La table ronde économique des diasporas togolaise, africaine et afrodescendante, ouverte le 9 décembre au Palais des congrès de Lomé à l’initiative du ministère des Affaires étrangères en partenariat avec l’OIM, poursuit sereinement ses travaux. Co-financé par l’OIM et la Banque Africaine de Développement, l’événement s’impose comme un véritable carrefour d’échanges, où ambitions, attentes et dispositifs se rencontrent pour tracer la voie d’un développement nourri par la diaspora.
Ce mercredi, un panel d’envergure a rassemblé experts, institutions financières et membres de la diaspora autour d’une problématique essentielle : la nécessité d’un cadre de concertation durable entre les Togolais de l’extérieur et les mécanismes d’accompagnement mis en place par le gouvernement. Sous le thème « Accompagnement technique, produits financiers et non financiers pour la promotion des investissements de la diaspora », les discussions ont révélé l’ampleur des outils disponibles, souvent méconnus hors des frontières nationales.
Fridolin Kofi Adonsou, Directeur des Affaires Administratives et Juridiques à l’Agence Nationale de Promotion et de Garantie de Financement, a livré une présentation exhaustive des dispositifs existants. L’ANPGF se distingue par son rôle stratégique : financements structurés, garanties bancaires, suivi-évaluation, renforcement des capacités et solutions adaptées aux PME-PMI. Le Fonds d’Appui aux Initiatives Économiques des Jeunes complète cet arsenal avec des soutiens spécifiques à l’endroit des jeunes porteurs de projets, tandis que l’Agence Nationale pour l’Emploi accompagne les entrepreneurs et demandeurs d’emploi à travers des outils d’orientation et de formation.

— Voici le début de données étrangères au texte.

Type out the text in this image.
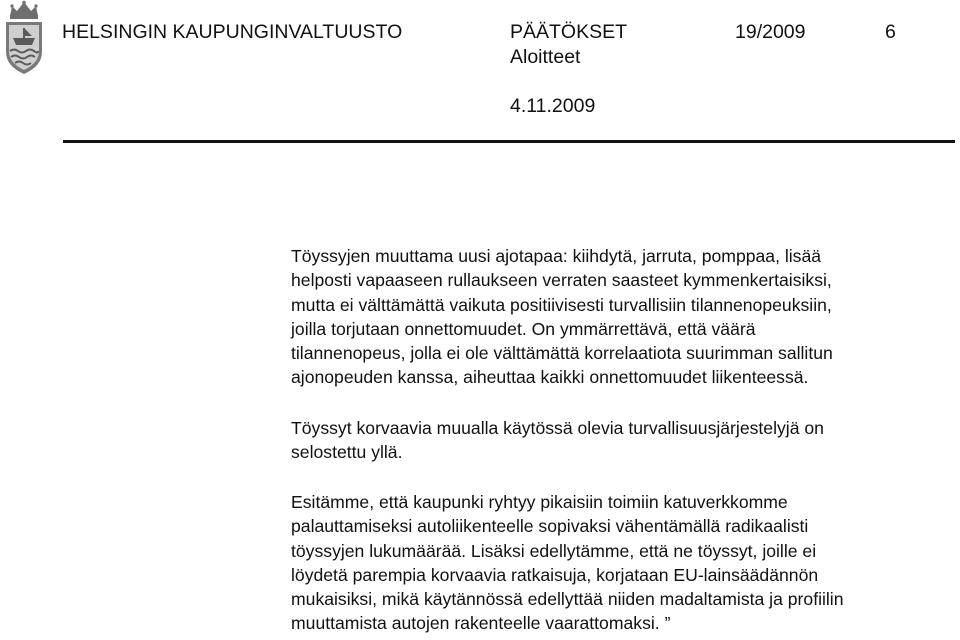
HELSINGIN KAUPUNGINVALTUUSTO	PÄÄTÖKSET
Aloitteet
19/2009	6
4.11.2009

Töyssyjen muuttama uusi ajotapaa: kiihdytä, jarruta, pomppaa, lisää
helposti vapaaseen rullaukseen verraten saasteet kymmenkertaisiksi,
mutta ei välttämättä vaikuta positiivisesti turvallisiin tilannenopeuksiin,
joilla torjutaan onnettomuudet. On ymmärrettävä, että väärä
tilannenopeus, jolla ei ole välttämättä korrelaatiota suurimman sallitun
ajonopeuden kanssa, aiheuttaa kaikki onnettomuudet liikenteessä.

Töyssyt korvaavia muualla käytössä olevia turvallisuusjärjestelyjä on
selostettu yllä.

Esitämme, että kaupunki ryhtyy pikaisiin toimiin katuverkkomme
palauttamiseksi autoliikenteelle sopivaksi vähentämällä radikaalisti
töyssyjen lukumäärää. Lisäksi edellytämme, että ne töyssyt, joille ei
löydetä parempia korvaavia ratkaisuja, korjataan EU-lainsäädännön
mukaisiksi, mikä käytännössä edellyttää niiden madaltamista ja profiilin
muuttamista autojen rakenteelle vaarattomaksi. ”
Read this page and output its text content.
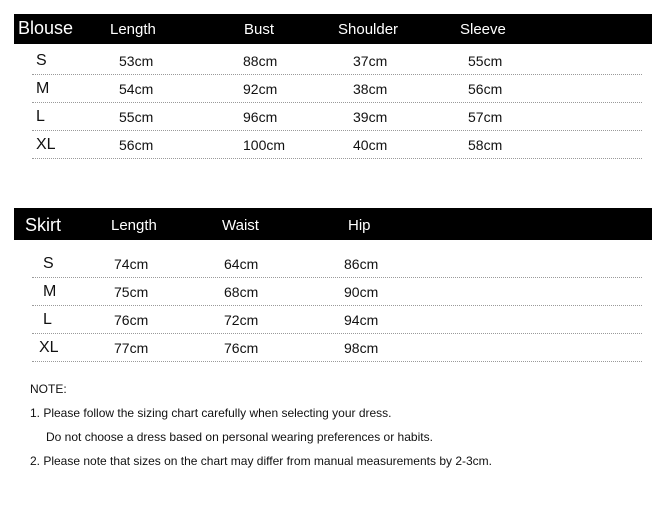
Blouse Length	Bust	Shoulder	Sleeve
S	53cm	88cm	37cm	55cm
M	54cm	92cm	38cm	56cm
L	55cm	96cm	39cm	57cm
XL	56cm	100cm	40cm	58cm
Skirt	Length	Waist	Hip
S	74cm	64cm	86cm
M	75cm	68cm	90cm
L	76cm	72cm	94cm
XL	77cm	76cm	98cm
NOTE:
1. Please follow the sizing chart carefully when selecting your dress.
Do not choose a dress based on personal wearing preferences or habits.
2. Please note that sizes on the chart may differ from manual measurements by 2-3cm.
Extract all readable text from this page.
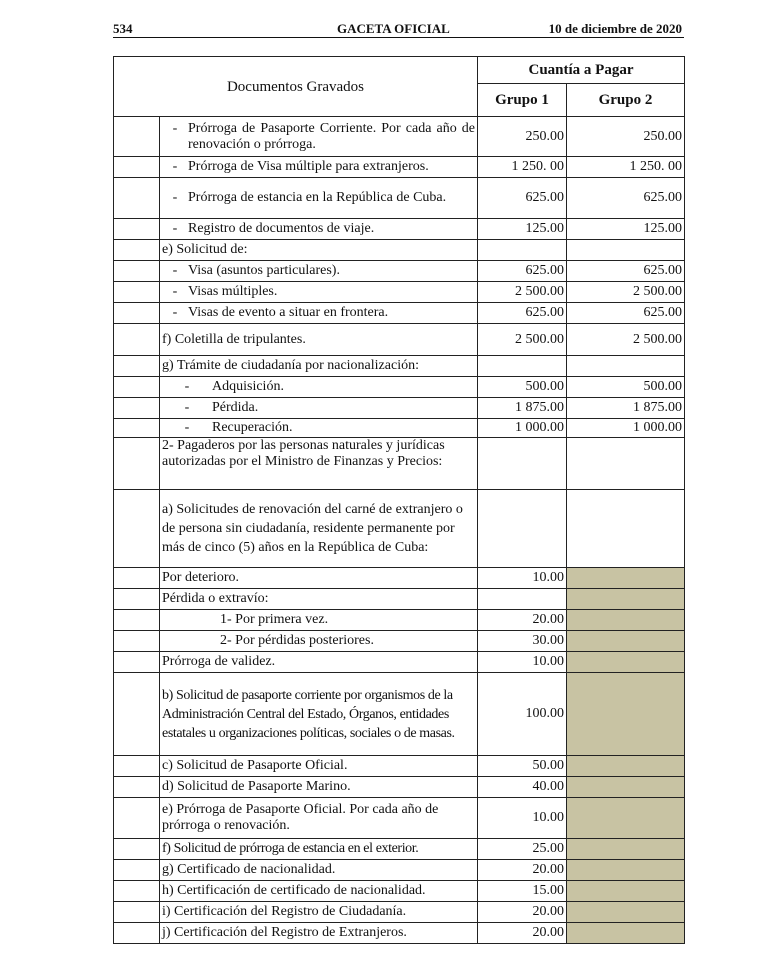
534	GACETA OFICIAL	10 de diciembre de 2020
Documentos Gravados		Cuantía a Pagar	
		Grupo 1	Grupo 2

	- Prórroga de Pasaporte Corriente. Por cada año de renovación o prórroga.	250.00	250.00

	- Prórroga de Visa múltiple para extranjeros.	1 250. 00	1 250. 00

	- Prórroga de estancia en la República de Cuba.	625.00	625.00

	- Registro de documentos de viaje.	125.00	125.00
	e) Solicitud de:		

	- Visa (asuntos particulares).	625.00	625.00

	- Visas múltiples.	2 500.00	2 500.00

	- Visas de evento a situar en frontera.	625.00	625.00
	f) Coletilla de tripulantes.	2 500.00	2 500.00
	g) Trámite de ciudadanía por nacionalización:		

	- Adquisición.	500.00	500.00

	- Pérdida.	1 875.00	1 875.00

	- Recuperación.	1 000.00	1 000.00
	2- Pagaderos por las personas naturales y jurídicas autorizadas por el Ministro de Finanzas y Precios:		
	a) Solicitudes de renovación del carné de extranjero o de persona sin ciudadanía, residente permanente por más de cinco (5) años en la República de Cuba:		
	Por deterioro.	10.00	
	Pérdida o extravío:		
	1- Por primera vez.	20.00	
	2- Por pérdidas posteriores.	30.00	
	Prórroga de validez.	10.00	
	b) Solicitud de pasaporte corriente por organismos de la Administración Central del Estado, Órganos, entidades estatales u organizaciones políticas, sociales o de masas.	100.00	
	c) Solicitud de Pasaporte Oficial.	50.00	
	d) Solicitud de Pasaporte Marino.	40.00	
	e) Prórroga de Pasaporte Oficial. Por cada año de prórroga o renovación.	10.00	
	f) Solicitud de prórroga de estancia en el exterior.	25.00	
	g) Certificado de nacionalidad.	20.00	
	h) Certificación de certificado de nacionalidad.	15.00	
	i) Certificación del Registro de Ciudadanía.	20.00	
	j) Certificación del Registro de Extranjeros.	20.00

Au-delà des dispositifs nationaux, le PNUD et la BCEAO ont également mis en avant leurs mécanismes destinés à encourager l’innovation et l’entrepreneuriat. La Banque Centrale a rappelé sa volonté de mettre ses plateformes à la disposition de la diaspora, réaffirmant l’importance d’un accès équitable aux services financiers.

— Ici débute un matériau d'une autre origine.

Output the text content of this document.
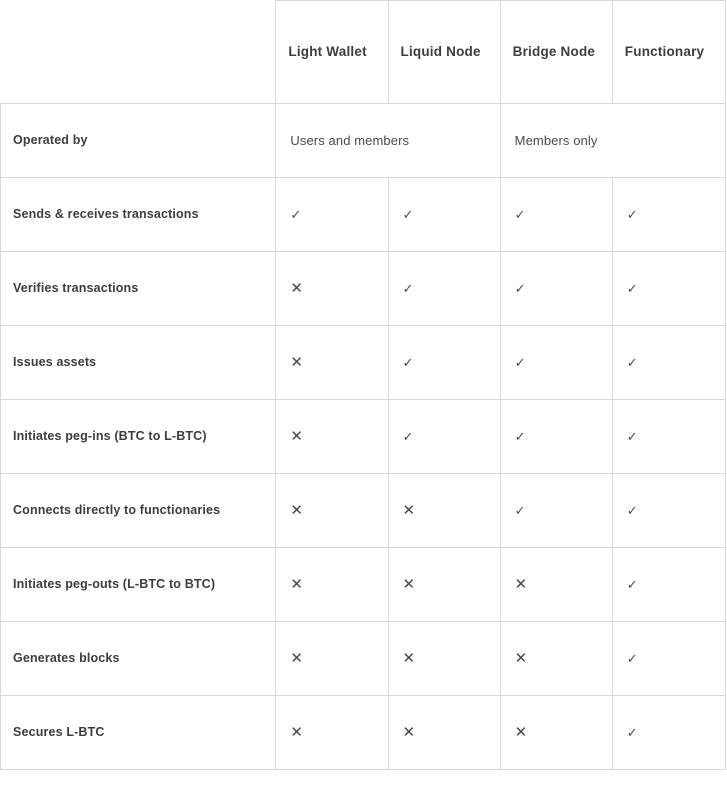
	Light Wallet	Liquid Node	Bridge Node	Functionary
Operated by	Users and members		Members only	
Sends & receives transactions	✓	✓	✓	✓
Verifies transactions	✕	✓	✓	✓
Issues assets	✕	✓	✓	✓
Initiates peg-ins (BTC to L-BTC)	✕	✓	✓	✓
Connects directly to functionaries	✕	✕	✓	✓
Initiates peg-outs (L-BTC to BTC)	✕	✕	✕	✓
Generates blocks	✕	✕	✕	✓
Secures L-BTC	✕	✕	✕	✓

Cependant, le panel a permis de soulever un défi central : une véritable asymétrie d’informations entre les réalités locales et la perception qu’en a la diaspora. Malgré son potentiel considérable en matière de prêts participatifs, de financements innovants et d’investissements structurants, la diaspora peine encore à identifier les portes d’entrée et les opportunités réellement disponibles. Comme l’a souligné Fridolin Kofi Adonsou, « le mérite de ce panel a été de porter à la connaissance de la diaspora l’ensemble des mécanismes existants », révélant ainsi l’écart entre les outils opérationnels et leur visibilité auprès des investisseurs togolais de l’extérieur.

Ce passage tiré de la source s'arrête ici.